Objectives The goal of this study was to determine the in vivo stability, distribution, and metabolic pathway of C-atrial natriuretic factor (CANF) conjugated to comb-like nanoparticles. The 64Cu-CANF-Comb has been shown to bind to the natriuretic peptide receptor-C (NPR-C) upregulated in atherosclerosis.

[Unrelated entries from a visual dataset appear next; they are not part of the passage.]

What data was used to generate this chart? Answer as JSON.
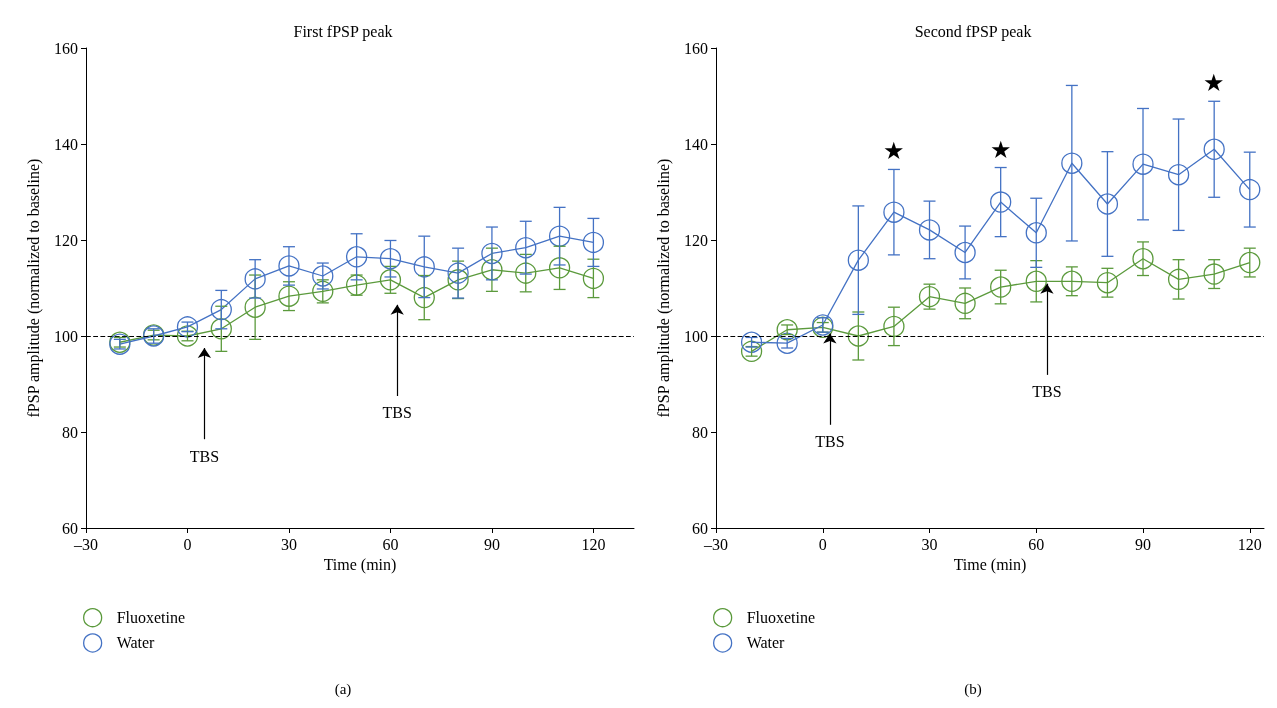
{
  "chart_data": [
    {
      "type": "line",
      "title": "First fPSP peak",
      "xlabel": "Time (min)",
      "ylabel": "fPSP amplitude (normalized to baseline)",
      "x": [
        -20,
        -10,
        0,
        10,
        20,
        30,
        40,
        50,
        60,
        70,
        80,
        90,
        100,
        110,
        120
      ],
      "series": [
        {
          "name": "Fluoxetine",
          "color": "#5b9a3c",
          "values": [
            98.7,
            100.2,
            100,
            101.5,
            106,
            108.3,
            109.3,
            110.6,
            111.7,
            108,
            111.7,
            113.8,
            113.1,
            114.2,
            112
          ],
          "errors": [
            1,
            1,
            1,
            4.7,
            6.7,
            3,
            2.4,
            2.1,
            2.8,
            4.6,
            3.9,
            4.5,
            3.9,
            4.5,
            4
          ]
        },
        {
          "name": "Water",
          "color": "#4472c4",
          "values": [
            98.3,
            100,
            101.9,
            105.5,
            111.9,
            114.6,
            112.5,
            116.5,
            116.1,
            114.4,
            113.1,
            117.2,
            118.4,
            120.8,
            119.5
          ],
          "errors": [
            1,
            1.5,
            1,
            4,
            4,
            4,
            2.7,
            4.8,
            3.8,
            6.4,
            5.2,
            5.5,
            5.5,
            6,
            5
          ]
        }
      ],
      "xlim": [
        -30,
        132
      ],
      "xticks": [
        {
          "value": -30,
          "label": "–30"
        },
        0,
        30,
        60,
        90,
        120
      ],
      "ylim": [
        60,
        160
      ],
      "yticks": [
        60,
        80,
        100,
        120,
        140,
        160
      ],
      "ref_lines": [
        {
          "axis": "y",
          "value": 100,
          "color": "#000000",
          "line_style": "dashed"
        }
      ],
      "annotations": [
        "TBS",
        "TBS",
        "(a)"
      ],
      "marker": "circle",
      "line_style": "solid",
      "grid": false,
      "legend": "bottom left"
    },
    {
      "type": "line",
      "title": "Second fPSP peak",
      "xlabel": "Time (min)",
      "ylabel": "fPSP amplitude (normalized to baseline)",
      "x": [
        -20,
        -10,
        0,
        10,
        20,
        30,
        40,
        50,
        60,
        70,
        80,
        90,
        100,
        110,
        120
      ],
      "series": [
        {
          "name": "Fluoxetine",
          "color": "#5b9a3c",
          "values": [
            96.8,
            101.3,
            101.8,
            100,
            102,
            108.2,
            106.8,
            110.2,
            111.4,
            111.4,
            111.1,
            116.1,
            111.8,
            112.9,
            115.3
          ],
          "errors": [
            1,
            1,
            1,
            5,
            4,
            2.6,
            3.2,
            3.5,
            4.3,
            3,
            3,
            3.5,
            4.1,
            3,
            3
          ]
        },
        {
          "name": "Water",
          "color": "#4472c4",
          "values": [
            98.7,
            98.5,
            102.3,
            115.8,
            125.8,
            122.1,
            117.4,
            127.9,
            121.5,
            136,
            127.5,
            135.8,
            133.6,
            138.9,
            130.5
          ],
          "errors": [
            1,
            1,
            1.5,
            11.3,
            8.9,
            6,
            5.5,
            7.2,
            7.2,
            16.2,
            10.9,
            11.6,
            11.6,
            10,
            7.8
          ]
        }
      ],
      "xlim": [
        -30,
        124
      ],
      "xticks": [
        {
          "value": -30,
          "label": "–30"
        },
        0,
        30,
        60,
        90,
        120
      ],
      "ylim": [
        60,
        160
      ],
      "yticks": [
        60,
        80,
        100,
        120,
        140,
        160
      ],
      "ref_lines": [
        {
          "axis": "y",
          "value": 100,
          "color": "#000000",
          "line_style": "dashed"
        }
      ],
      "annotations": [
        {
          "text": "TBS",
          "x": 2,
          "y": 101
        },
        {
          "text": "TBS",
          "x": 63,
          "y": 111.4
        },
        {
          "text": "★",
          "x": 20,
          "y": 125.8
        },
        {
          "text": "★",
          "x": 50,
          "y": 127.9
        },
        {
          "text": "★",
          "x": 110,
          "y": 138.9
        },
        "(b)"
      ],
      "marker": "circle",
      "line_style": "solid",
      "grid": false,
      "legend": "bottom left"
    }
  ]
}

Methods The radiolabeling stability of 64Cu-CANF-Comb nanoparticles was determined by incubating the particles with mouse serum and analyzing with fast protein liquid chromatography (FPLC). After intravenous injection of 64Cu-CANF-Comb in C57 mice, blood samples were collected and separated into red blood cells, platelet-rich plasma, platelet-poor plasma, and the platelet pellet via centrifugation and counted with a gamma counter. The platelet-poor plasma was analyzed with FPLC to assess the stability of 64Cu-CANF-Comb. The longitudinal distribution of CANF-Comb in vivo was performed via 67Cu radiolabeling up to 2 weeks. The excretion of 67Cu-CANF-Comb was collected to evaluate its metabolic pathway.

Results FPLC analysis showed 71.4±0.8% (n=3) intact 64Cu-CANF-Comb after 48h incubation with mouse serum. The longitudinal in vivo evaluation of 67Cu-CANF-Comb showed < 4% association with red blood cells with the rest remaining in plasma. The stability study demonstrated the in vivo integrity of CANF-Comb with no degradation up to 2 weeks. At 3 weeks post injection, 30% of the injected dose remained in mice, mainly in liver. The metabolism study showed 60% clearance of 67Cu-CANF-Comb through feces.

Conclusions The in vivo evaluation of radiolabeled CANF-Comb showed radiolabeling stability for PET imaging with minimal non-specific binding to blood cells. The longitudinal stability and significant clearance of CANF-Comb suggests its potential for translational research.

Research Support This work is supported by the National Institutes of Health as a Program of Excellence in Nanotechnology (HHSN268201000046C).